How to inherit colonial heritage: Forms of sharing and learning in contemporaneity
Sobrado house
In a time of collaborative methods and decolonizing discourses, sociopolitical and cultural patterns unfold unequal resource and power structures. Within this reality this research practice is anchored in an inherited colonial house in the south of Brazil, exploring its contemporary performance and legacy through forms of sharing and learning.
By interposing the personal and the collective, the practice confronts the responsibility of inheriting colonial heritage as a process of acknowledging privilege and ownership, while also tackling the fundamentals of heritage preservation as paradigms of usage and meaningfulness. What is this heritage, whose heritage is it and what to do with it?
Coinciding with the denomination of the house as National Heritage in 2017, urgency shed light on the degradation of the surrounding community and landscape, the speeded process of erratic urbanization, and the jeopardization of its cultural identity, knowledge and symbolism, which are considered as integral elements of the spirit of a place.
The heritage that represented the daily patterns exercised by the specific community of this place, with their rapports of assimilation and signification between the built and non-built, the creation of the spirit that defined it, face an erasure that enforces its praxis: a history not told, a heritage not acknowledged and a systematic perpetuation of disparities.
Acting on the belief that the contemporary performance of the colonial legacy today offers a site for renegotiation and dialogue pertinent to local and global communities, the confrontation of seemingly contradictory aspects within heritage – on one side heritage that should be a collective right and on the other side its private management – is a tool for work. This dual aspect of the work means articulation of public and personal interests, as interwoven responsibilities. The simplicity of the architectural program offered by the house in the past, is a way towards the legitimization of its spaces today: a vernacular, constructive culture connected to the concurrence of migration, its artisanal colonial tradition and its confrontation with the natural and original world of the colony.
Grounded on the premise that the colonial house can enact a form of insurgence through experiences and forms of daily living in and with heritage, the exploration of different forms of sharing and learning instate new forms of relationships with the house, surroundings and the world. The colonial house recharges possibilities, together with others, to penetrate, learn and share, live, experience, validate and legitimize its historical space in contemporaneity.

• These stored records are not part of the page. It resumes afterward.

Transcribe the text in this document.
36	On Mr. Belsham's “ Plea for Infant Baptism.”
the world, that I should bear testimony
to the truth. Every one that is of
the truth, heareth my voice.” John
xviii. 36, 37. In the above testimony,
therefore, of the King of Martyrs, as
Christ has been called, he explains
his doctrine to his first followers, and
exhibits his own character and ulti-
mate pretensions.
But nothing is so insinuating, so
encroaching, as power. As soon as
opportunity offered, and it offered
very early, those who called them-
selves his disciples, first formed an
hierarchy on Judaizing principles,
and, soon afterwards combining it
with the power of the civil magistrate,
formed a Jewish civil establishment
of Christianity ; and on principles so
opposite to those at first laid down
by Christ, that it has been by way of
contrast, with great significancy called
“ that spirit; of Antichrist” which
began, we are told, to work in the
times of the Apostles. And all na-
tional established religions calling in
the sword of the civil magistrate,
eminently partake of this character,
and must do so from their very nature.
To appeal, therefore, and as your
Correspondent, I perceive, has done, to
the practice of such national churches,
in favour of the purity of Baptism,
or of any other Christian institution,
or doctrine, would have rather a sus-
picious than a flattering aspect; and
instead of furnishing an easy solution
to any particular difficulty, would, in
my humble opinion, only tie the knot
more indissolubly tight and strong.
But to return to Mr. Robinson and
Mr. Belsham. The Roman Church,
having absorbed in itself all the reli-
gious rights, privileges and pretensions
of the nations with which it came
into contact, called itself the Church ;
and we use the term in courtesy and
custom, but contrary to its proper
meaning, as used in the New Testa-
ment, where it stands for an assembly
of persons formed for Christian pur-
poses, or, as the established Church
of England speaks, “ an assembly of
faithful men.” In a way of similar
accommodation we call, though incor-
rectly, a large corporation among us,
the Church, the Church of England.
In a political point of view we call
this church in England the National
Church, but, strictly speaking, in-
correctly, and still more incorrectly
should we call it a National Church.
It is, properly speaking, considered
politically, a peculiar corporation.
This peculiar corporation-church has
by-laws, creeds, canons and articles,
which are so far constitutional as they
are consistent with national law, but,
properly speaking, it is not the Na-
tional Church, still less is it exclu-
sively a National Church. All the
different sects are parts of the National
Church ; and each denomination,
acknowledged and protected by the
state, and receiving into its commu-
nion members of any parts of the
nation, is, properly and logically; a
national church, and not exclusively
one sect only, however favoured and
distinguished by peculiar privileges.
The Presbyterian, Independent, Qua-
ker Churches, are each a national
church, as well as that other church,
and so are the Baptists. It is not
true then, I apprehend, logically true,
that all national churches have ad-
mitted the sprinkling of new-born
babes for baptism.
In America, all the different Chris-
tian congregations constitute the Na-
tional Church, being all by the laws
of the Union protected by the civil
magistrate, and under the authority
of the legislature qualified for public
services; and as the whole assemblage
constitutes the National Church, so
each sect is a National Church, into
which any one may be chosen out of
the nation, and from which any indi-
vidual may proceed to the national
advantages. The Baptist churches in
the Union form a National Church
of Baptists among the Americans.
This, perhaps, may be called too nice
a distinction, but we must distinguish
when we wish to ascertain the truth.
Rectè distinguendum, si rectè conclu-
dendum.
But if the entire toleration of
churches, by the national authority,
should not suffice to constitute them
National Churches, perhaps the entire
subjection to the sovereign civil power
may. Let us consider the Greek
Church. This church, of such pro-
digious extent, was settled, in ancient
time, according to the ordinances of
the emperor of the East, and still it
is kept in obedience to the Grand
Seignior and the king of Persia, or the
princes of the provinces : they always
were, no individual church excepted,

The process of sharing and learning, as a process of interaction with the collective, comes through an artist/artisan-in-residence program, applied restoration rounds, public acts and gatherings, conversations and study sessions, archival actions, or walks. The prospect is to further this work as a means to deepen research and the development of sharing and learning practices in the house. These actions promote liberation and activation of the colonial built structure, provoking a dynamic of acknowledgement, knowledge and responsibilities. These actions foment permeability zones of mutual affinities, through the shaping of an affective contemporary community that draws bridges between the times of the house and the world today. The process of sharing and learning of (our) heritage is a way towards possibilities to challenge, renegotiate and be engaged in shaping it.